A présent, tous ses accompagnateurs l'ont rejoint sur la scène. Nous sommes tout ouis, alors que commence le voyage musical vers l'antique cité. L'on croit entendre des chuchotements, des plaintes et des soupirs, le bruit de l'eau qui ruisselle, mais tout ceci est dans notre imaginaire, c'est simplement le son des notes qui naissent miraculeusement sous les doigts agiles du maître d'œuvre de cette ode majestueuse.
A ses côtés, Arnaud Chiappolino distille ses interventions gracieuses à la flûte traversière.


Photos Mikaël PEDRONO

C'est beau, c'est prenant. Puis, nous continuons notre parcours, nous faisons une petite halte sur les Monts d'Arées, sans doute, avec la "Suite des Montagnes".

Là encore, tout est différent, le son me rappelle celui du prodige album "Harpes du Nouvel Age". Je ne suis pas au bout de mes surprises.

Petit à petit, le morceau évolue, monte en puissance, la harpe se fait rugueuse, puis "guitare électrique" avec des sons saturés à l'extrême. Je scrute l'assistance, les regards sont étonnés et les têtes se balancent de droite à gauche dans le même rituel. Pas de doute, les spectateurs ne font pas de résistance, ils suivent l'artiste dans sa quête sonore.

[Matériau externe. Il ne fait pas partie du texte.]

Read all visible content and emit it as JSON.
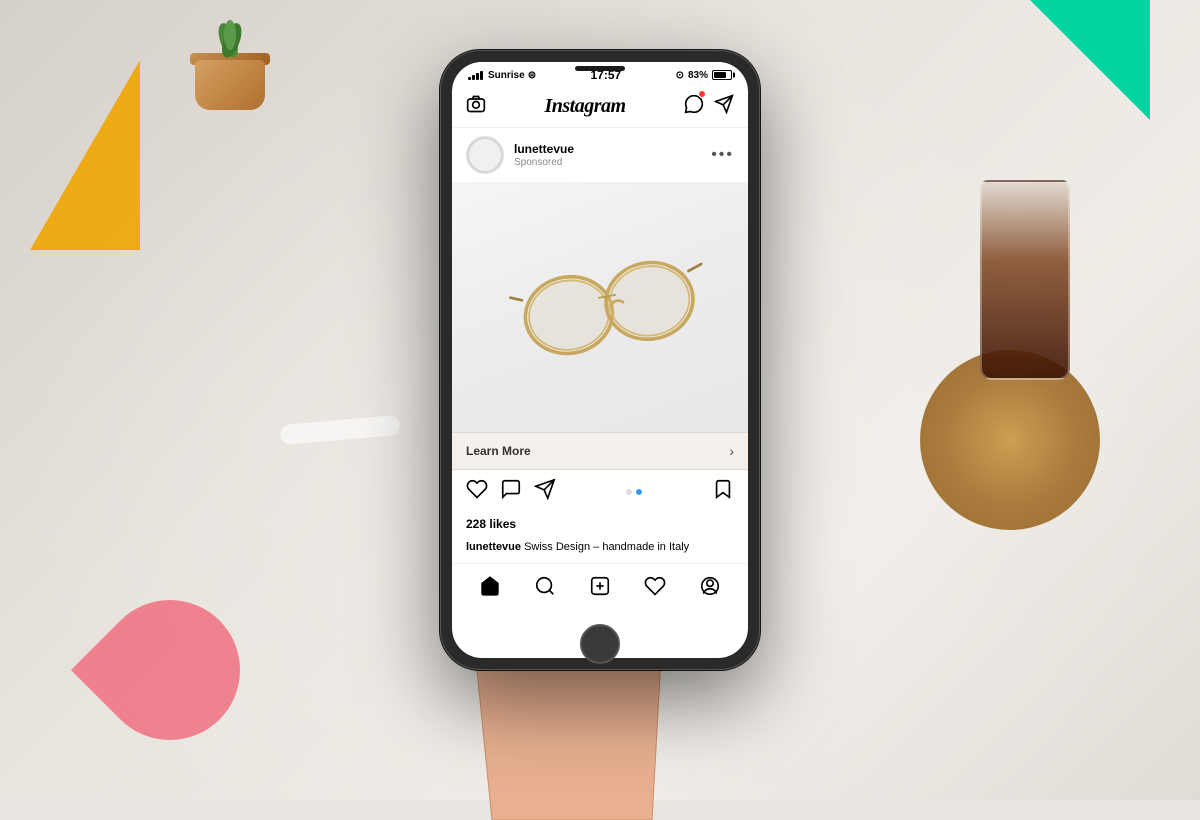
{
  "background": {
    "color": "#e8e4df"
  },
  "decorative": {
    "orange_triangle": "orange-triangle",
    "green_rectangle": "green-rectangle",
    "pink_shape": "pink-shape"
  },
  "phone": {
    "status_bar": {
      "carrier": "Sunrise",
      "wifi_symbol": "⊕",
      "time": "17:57",
      "location_icon": "⊙",
      "battery_percent": "83%"
    },
    "header": {
      "camera_icon": "📷",
      "logo": "Instagram",
      "direct_icon": "✈",
      "notification_count": "1"
    },
    "post": {
      "username": "lunettevue",
      "sponsored_label": "Sponsored",
      "menu_dots": "···",
      "image_alt": "Gold rimmed glasses on white background",
      "learn_more_label": "Learn More",
      "learn_more_arrow": "›",
      "likes_count": "228 likes",
      "caption_username": "lunettevue",
      "caption_text": " Swiss Design – handmade in Italy",
      "action_icons": {
        "heart": "♡",
        "comment": "💬",
        "share": "✈",
        "bookmark": "🔖"
      },
      "carousel_dots": [
        {
          "active": false
        },
        {
          "active": true
        }
      ]
    },
    "bottom_nav": {
      "home": "⌂",
      "search": "🔍",
      "plus": "⊕",
      "heart": "♡",
      "profile": "○"
    }
  }
}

Suit "La Celtie et l'infini" puisé dans le très remarquable album "Au-delà des mots".

La pulsation des premières mesures trouble le silence. Intervient tout d'abord, la harpe délicate, puis les pulsations s'amplifient … Aux percussions, Marc Camus intervient, Sébastien Guérive aux claviers et synthétiseurs ponctue la musique d'effets divers, Marc Camus, à la batterie, martèle la cadence et répond aux crépitements de la caisse claire d'Arnaud Ciappolino, c'est surprenant, mais il n'y pas moyen de résister…. c'est terriblement efficace.

"Il y deux ans, je rêvais de paix en Irlande. Les rêves, quelquefois, peuvent se transformer en réalité. On peut, donc, toujours rêver à la paix. " Brian Boru".

Désormais, Stivell interprète ce texte dans sa version originelle, puis en langue française. Cette chanson, incontestablement, fait partie des plus belles compositions de l'artiste.


Photos Mikaël PEDRONO

Les musiciens marquent une pose. Place au nouvel album. Alan, s'approche du micro. Ses lèvres murmurent un poème qui résume la généralité du disque "Explore". Les mots sont sensibles, on écoute sans mot dire.

Ses doigts effilés effleurent tendrement les cordes de la majestueuse harpe fièrement campée au centre de la scène. Elle brille de mille feux, d'or et argent. Les spots l'éclaboussent, ça et là de teintes multicolores. Elle s'irise de bleu ardent, de vert, de pourpre, de mauve chatoyant… c'est un délice pour les yeux. Alan égrène une longue improvisation, le cristallin solo "Explore", qui achève, d'ordinaire, le disque. Suit la plus bouleversante chanson de l'album " Là-bas, là-bas". Ai-je déjà entendu plus subtile mélodie ?

Les yeux fermés dans une muette concentration, le chanteur module ses tendres mots, l'amour d'un fils pour une mère.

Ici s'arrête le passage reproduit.